Я никого не оправдываю. То, что вам пришлось пережить при венерианском дворе — плохо. Я и моя мать не ангелы, скорее, наоборот. Но вопрос в том, что ты не можешь не отомстить, и в этом твоя слабость.
Моя мать всегда была лучше твоей. 'Анна Мария Давила, последний член прямой ветви великого рода, почти столетие стоявшего во главе Империи'. Звучит? Звучит! Но на деле она была замухрышкой, которую пинали все, кому не лень, сначала на Земле, потом на Венере, и пинали безответно, хотя у неё имелись возможности дать сдачи. Мою мать отец любил всегда, с самой первой встречи. Они не всегда ладили, точнее вообще не ладили, но моя мать — донья. Твоя — забитая трусиха.
Лея распалялась, заводилась. Заключительный акт семейной войны — эта беседа — не повлияет на переговоры, но она не менее важна. Себастьян сидел, сжав от ярости кулаки. Он знал, что когда-нибудь этот разговор состоится и 'милая сестрёнка' вывалит ему аргументы в лицо. Знал и готовился, много лет. И теперь, когда это случилось, вдруг понял, что никогда готов не был.
Но он держался, держался из последних сил. Ибо он — император.
— Ей и корону-то вернула МОЯ мать! — чуть не кричала королева. — Если бы не её решение и поддержка, отец никогда бы не рискнул высадиться в огромной чужой стране с маленькой армией, имея цель захватить в ней власть, кто бы из ваших магнатов его ни пригласил. Это на венерианских штыках сеньора Давила взошла на престол, и благодаря ним же ее империя не распалась в первые несколько лет правления. Она обязана Венере всем, жизнью, троном, защитой! И даже ты, как ни странно, венерианин, поскольку сын венерианина. Ты носишь фамилию 'Веласкес', дорогой братец, и это показатель.
Но после всего того, что Золотая планета для вас сделала, вы упорно, год за годом, лелеяли свои обиды, тщательно храня их и сберегая. И дождались, ударили, подобрали время! Тогда, когда враги сильны, а Венере, как никогда, нужна поддержка и помощь. И пусть твоя мать мертва, как и моя, но ты, дорогой Себастьян, её истинный сын!
Ты не Веласкес! Ты — Давила! Трус!
Мужчина очень долго приходил в себя. Он должен сделать это, должен победить свою фобию, боязнь Венеры и своей долбанной сестрёнки, которую ненавидит столько, сколько себя помнит. И он победит, ибо он — повелитель миллиардов людей, которые не могут и не хотят мириться с диктатом маленькой планеты над огромной державой. Он обязан сделать это. А для начала должен сохранить ясность рассудка, не сорваться.
Да, всё перечисленное было. И его мать, действительно, не самая сильная женщина, всю свою жизнь зависевшая от мужчин. Сначала, до замужества, пока была имперской принцессой, от своего дяди. Потом от отца, её мужа, принца Венеры дальней боковой ветви, который никогда её не любил. А после его смерти уже от него, сына, ибо оказалась неспособной править страной, оставшись в одиночестве.

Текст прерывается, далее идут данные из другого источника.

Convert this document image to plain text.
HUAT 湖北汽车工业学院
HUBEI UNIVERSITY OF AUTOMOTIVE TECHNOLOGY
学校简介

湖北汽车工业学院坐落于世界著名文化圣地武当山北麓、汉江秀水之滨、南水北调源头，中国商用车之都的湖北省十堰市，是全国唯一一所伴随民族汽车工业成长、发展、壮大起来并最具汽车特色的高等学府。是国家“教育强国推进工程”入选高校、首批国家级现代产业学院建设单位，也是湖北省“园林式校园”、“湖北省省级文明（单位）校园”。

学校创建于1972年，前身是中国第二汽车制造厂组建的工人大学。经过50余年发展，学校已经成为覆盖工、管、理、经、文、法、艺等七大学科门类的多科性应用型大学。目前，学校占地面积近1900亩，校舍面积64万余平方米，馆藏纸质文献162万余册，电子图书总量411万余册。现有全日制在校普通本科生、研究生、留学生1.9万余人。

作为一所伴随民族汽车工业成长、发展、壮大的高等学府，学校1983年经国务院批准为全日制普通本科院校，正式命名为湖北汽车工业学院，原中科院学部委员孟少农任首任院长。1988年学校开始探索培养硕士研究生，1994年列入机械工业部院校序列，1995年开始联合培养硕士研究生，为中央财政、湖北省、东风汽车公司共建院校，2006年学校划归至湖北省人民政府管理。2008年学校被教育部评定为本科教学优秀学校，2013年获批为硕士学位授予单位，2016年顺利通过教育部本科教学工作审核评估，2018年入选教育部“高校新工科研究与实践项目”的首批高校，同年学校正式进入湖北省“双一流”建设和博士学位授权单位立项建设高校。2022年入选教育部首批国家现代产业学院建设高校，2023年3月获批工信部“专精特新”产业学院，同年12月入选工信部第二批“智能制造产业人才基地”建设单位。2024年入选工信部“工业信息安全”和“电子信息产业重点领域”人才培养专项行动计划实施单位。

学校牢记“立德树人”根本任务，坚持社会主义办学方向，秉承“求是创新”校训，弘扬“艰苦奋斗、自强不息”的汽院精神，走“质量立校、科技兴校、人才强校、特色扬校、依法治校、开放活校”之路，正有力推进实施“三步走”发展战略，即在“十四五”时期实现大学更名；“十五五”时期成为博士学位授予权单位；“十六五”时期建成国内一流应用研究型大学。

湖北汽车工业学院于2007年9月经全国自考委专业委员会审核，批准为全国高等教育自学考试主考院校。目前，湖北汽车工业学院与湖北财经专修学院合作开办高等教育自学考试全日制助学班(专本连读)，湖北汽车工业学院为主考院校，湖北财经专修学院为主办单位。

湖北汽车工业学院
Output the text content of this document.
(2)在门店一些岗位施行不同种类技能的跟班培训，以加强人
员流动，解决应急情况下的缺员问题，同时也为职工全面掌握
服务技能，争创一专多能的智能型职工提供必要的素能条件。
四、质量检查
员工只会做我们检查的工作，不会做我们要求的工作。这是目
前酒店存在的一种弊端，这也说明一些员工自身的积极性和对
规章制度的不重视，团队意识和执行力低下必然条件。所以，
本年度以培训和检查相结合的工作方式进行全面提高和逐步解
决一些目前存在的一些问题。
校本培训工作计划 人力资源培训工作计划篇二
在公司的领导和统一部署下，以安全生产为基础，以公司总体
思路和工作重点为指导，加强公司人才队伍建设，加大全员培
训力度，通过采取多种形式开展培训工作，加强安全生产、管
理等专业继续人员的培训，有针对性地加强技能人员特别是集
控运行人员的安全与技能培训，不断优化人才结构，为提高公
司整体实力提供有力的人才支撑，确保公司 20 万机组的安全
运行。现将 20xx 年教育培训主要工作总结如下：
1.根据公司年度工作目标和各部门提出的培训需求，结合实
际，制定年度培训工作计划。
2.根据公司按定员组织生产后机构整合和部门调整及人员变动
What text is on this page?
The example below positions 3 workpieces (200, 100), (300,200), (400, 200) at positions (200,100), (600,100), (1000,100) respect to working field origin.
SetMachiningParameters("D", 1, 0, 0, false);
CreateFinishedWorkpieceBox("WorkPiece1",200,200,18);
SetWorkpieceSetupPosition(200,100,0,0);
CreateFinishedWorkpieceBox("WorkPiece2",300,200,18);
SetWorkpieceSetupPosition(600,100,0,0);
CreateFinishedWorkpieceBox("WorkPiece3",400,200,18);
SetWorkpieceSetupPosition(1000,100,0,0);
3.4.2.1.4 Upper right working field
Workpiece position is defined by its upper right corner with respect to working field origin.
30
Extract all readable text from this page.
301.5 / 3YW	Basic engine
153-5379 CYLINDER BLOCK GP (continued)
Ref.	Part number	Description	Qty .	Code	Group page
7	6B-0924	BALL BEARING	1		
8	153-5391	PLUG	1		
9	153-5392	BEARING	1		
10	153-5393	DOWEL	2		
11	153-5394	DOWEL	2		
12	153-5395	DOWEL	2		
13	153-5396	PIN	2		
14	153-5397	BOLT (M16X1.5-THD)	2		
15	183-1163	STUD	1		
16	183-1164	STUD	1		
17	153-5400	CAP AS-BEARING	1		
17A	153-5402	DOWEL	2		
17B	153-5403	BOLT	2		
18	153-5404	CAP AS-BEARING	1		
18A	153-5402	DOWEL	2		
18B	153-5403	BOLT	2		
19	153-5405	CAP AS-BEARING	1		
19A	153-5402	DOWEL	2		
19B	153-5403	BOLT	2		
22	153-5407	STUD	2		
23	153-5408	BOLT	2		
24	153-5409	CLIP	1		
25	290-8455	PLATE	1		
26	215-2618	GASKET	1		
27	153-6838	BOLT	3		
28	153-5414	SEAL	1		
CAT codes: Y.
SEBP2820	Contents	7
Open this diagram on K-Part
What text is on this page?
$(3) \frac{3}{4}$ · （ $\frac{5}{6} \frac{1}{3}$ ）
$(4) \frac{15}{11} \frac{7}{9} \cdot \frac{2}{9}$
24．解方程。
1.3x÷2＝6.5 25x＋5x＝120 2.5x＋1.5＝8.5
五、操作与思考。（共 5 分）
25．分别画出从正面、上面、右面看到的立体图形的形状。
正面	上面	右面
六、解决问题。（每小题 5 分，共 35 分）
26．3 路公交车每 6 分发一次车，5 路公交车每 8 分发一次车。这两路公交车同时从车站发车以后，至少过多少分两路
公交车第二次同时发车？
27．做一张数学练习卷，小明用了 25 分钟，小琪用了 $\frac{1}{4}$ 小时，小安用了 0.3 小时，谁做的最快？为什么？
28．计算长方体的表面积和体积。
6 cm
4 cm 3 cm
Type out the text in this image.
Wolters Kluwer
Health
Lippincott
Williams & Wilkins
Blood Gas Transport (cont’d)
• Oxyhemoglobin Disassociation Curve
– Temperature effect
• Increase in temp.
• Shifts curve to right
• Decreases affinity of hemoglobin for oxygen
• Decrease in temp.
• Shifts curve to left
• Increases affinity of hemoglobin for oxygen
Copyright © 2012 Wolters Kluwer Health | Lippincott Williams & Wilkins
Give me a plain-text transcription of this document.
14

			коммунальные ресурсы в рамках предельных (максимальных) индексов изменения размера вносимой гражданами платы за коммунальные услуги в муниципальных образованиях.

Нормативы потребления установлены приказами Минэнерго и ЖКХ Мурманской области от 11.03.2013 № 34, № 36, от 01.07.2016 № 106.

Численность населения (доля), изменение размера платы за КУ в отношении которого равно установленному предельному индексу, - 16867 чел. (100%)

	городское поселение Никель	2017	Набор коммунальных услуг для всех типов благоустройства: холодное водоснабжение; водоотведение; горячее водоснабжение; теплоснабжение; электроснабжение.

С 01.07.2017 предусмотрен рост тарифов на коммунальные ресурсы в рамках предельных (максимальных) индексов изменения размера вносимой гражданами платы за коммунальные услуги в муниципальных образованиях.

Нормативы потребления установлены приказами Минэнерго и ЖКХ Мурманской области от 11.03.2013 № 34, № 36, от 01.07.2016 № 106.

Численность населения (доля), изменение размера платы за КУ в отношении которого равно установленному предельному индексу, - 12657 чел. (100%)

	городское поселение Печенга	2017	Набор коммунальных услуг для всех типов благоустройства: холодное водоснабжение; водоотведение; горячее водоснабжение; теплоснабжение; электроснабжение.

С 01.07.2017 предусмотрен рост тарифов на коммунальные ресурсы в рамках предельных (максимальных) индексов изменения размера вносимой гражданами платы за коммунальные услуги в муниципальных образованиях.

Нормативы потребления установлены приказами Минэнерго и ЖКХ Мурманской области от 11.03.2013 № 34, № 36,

Но он не может мстить, отвечать на обиды, как бы эта дрянь его ни провоцировала. Он не неудачник.
Его решение по сути да, предательство, удар в спину после тридцати лет союза. Но это не месть, и тем более, не месть за маму. И он обязан доказать это паршивке, сидящей перед ним. Но если сейчас сорвётся, если перейдёт на крик и позволит былым страхам и ненависти взять верх, никогда не докажет обратного. И это будет её победа, решающая окончательная победа Веласкесов в борьбе с Давила.
— Ты не права, дорогая сестра, — улыбнулся он, почувствовав, что, наконец, отпустило. Действительно, отпустило, на слове 'дорогая' его впервые внутренне не стошнило. — Не права, это не обида. Наши матери простили друг другу всё. Это случилось после смерти отца, им стало нечего делить. Мы с тобой? Нас так воспитали, вечными противниками, вечными соперниками. Но я не ненавижу тебя, милая Лея. Это спорт, кто лучше, но не желание наказать за былое.
Вы останетесь одни не потому, что кто-то когда-то кого-то обидел, а потому, что Империя выросла, возмужала, встала на ноги. И ей больше не нужна ничья опека.
Мне жаль, Лея, но это так.
Лея вымученно вздохнула. Ее улыбка померкла, да в ней больше и не было особого смысла. Она проиграла по всем фронтам. Как битву дипломатическую, так и гораздо более важную, личную битву всей своей жизни.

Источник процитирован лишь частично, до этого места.